Le Dr Jean Chaccour, responsable des placements financiers à la CARMF, calme le jeu. «La crise touche la CARMF indirectement car nos actions ont été touchées de plein fouet, mais nous avons un matelas de sécurité obligataire. Et il faut savoir que seulement 20% des dépôts des médecins ont été placés en Bourse et en obligations. Le reste des placements est sécurisé.» Quid de l'avenir ? «Dans l'immédiat, toutes les retraites sont payées, affirme le Dr Chaccour. La CARMF ne panique pas et ne vend pas ses actions. Cela dit, quand la crise sera passée, la CARMF reverra sa stratégie. Sans doute va-t-elle réduire ses placements en Bourse pour éviter de tels aléas dans huit à dix ans, lorsqu'un maximum de médecins partira à la retraite.»
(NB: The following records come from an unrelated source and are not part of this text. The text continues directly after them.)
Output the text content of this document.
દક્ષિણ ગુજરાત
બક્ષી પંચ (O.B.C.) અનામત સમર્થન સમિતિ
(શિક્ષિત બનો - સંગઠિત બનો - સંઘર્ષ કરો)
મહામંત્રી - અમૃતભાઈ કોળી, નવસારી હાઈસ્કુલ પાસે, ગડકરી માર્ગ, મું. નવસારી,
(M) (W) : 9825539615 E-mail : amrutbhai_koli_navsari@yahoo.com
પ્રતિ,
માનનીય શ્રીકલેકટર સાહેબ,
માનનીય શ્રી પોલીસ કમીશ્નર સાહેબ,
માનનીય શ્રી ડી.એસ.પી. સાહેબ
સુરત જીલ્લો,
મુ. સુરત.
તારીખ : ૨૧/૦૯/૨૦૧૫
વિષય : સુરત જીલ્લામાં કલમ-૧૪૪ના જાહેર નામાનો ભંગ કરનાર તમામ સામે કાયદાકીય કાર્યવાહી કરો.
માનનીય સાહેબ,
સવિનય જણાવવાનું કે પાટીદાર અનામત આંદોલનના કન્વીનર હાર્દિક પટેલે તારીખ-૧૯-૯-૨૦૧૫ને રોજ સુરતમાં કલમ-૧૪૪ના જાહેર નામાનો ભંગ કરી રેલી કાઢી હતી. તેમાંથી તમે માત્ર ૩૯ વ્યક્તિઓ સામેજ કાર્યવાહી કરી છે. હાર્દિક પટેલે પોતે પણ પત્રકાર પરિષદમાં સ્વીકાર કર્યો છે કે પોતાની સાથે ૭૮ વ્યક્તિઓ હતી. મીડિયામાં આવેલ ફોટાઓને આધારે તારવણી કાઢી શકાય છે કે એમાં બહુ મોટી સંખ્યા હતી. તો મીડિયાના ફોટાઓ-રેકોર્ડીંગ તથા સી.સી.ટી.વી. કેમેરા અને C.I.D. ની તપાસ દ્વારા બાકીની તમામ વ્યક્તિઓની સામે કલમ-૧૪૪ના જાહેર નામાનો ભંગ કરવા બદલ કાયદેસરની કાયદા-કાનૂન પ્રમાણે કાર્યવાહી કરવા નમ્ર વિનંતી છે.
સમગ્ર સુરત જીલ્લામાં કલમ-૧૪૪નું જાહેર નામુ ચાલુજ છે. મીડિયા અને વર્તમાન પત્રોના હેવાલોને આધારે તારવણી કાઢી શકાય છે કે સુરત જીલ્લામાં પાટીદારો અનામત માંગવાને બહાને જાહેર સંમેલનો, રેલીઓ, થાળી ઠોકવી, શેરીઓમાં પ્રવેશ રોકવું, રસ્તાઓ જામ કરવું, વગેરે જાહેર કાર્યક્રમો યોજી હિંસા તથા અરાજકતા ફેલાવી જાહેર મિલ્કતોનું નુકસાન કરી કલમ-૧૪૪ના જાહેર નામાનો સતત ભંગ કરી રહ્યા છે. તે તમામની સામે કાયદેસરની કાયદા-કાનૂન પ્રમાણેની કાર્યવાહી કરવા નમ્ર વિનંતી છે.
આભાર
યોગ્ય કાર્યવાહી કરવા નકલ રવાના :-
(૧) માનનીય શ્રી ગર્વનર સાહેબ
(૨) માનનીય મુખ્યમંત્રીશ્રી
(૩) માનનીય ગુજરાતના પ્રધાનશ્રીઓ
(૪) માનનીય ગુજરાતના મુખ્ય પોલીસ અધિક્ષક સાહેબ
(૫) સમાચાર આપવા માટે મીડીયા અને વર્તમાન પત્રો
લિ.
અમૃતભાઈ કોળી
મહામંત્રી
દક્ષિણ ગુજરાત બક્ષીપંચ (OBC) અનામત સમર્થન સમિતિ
La récession prive la Sécu d'une part de ses recettes
Le ralentissement de la croissance économique – et a fortiori la récession annoncée par l'INSEE pendant au moins deux trimestres consécutifs de 2008 – compresse à la fois l'emploi et les recettes de la Sécurité sociale. En effet, ces dernières proviennent largement des cotisations et de la contribution sociale généralisée (CSG) qui reposent sur la masse salariale.
Le 26 septembre, le ministre du Budget et des Comptes publics, Éric Woerth, a indiqué que le ralentissement de la croissance de la masse salariale induisait mécaniquement un manque à gagner pour la Sécurité sociale de «600millions d'euros dès 2008». Dans son dernier rapport publié le 29 septembre, la commission des comptes de la Sécurité sociale (CCSS) calcule que 1 point de croissance en moins sur un an a un impact de 1,93 milliard d'euros sur le solde du régime général (toutes branches confondues). Toujours selon les simulations de la CCSS, la perte de chaque point de croissance plombe le déficit de la branche de l'assurance-maladie de 890 millions d'euros supplémentaires. Or les prévisions du taux de croissance du produit intérieur brut (PIB) pour l'ensemble de l'année 2008, estimées l'an passé entre 2 et 2,5 % par le gouvernement, sont maintenant revues à 1%, voire un peu en deça par l'INSEE. Et l'année 2009 ne promet pas mieux... > A. B.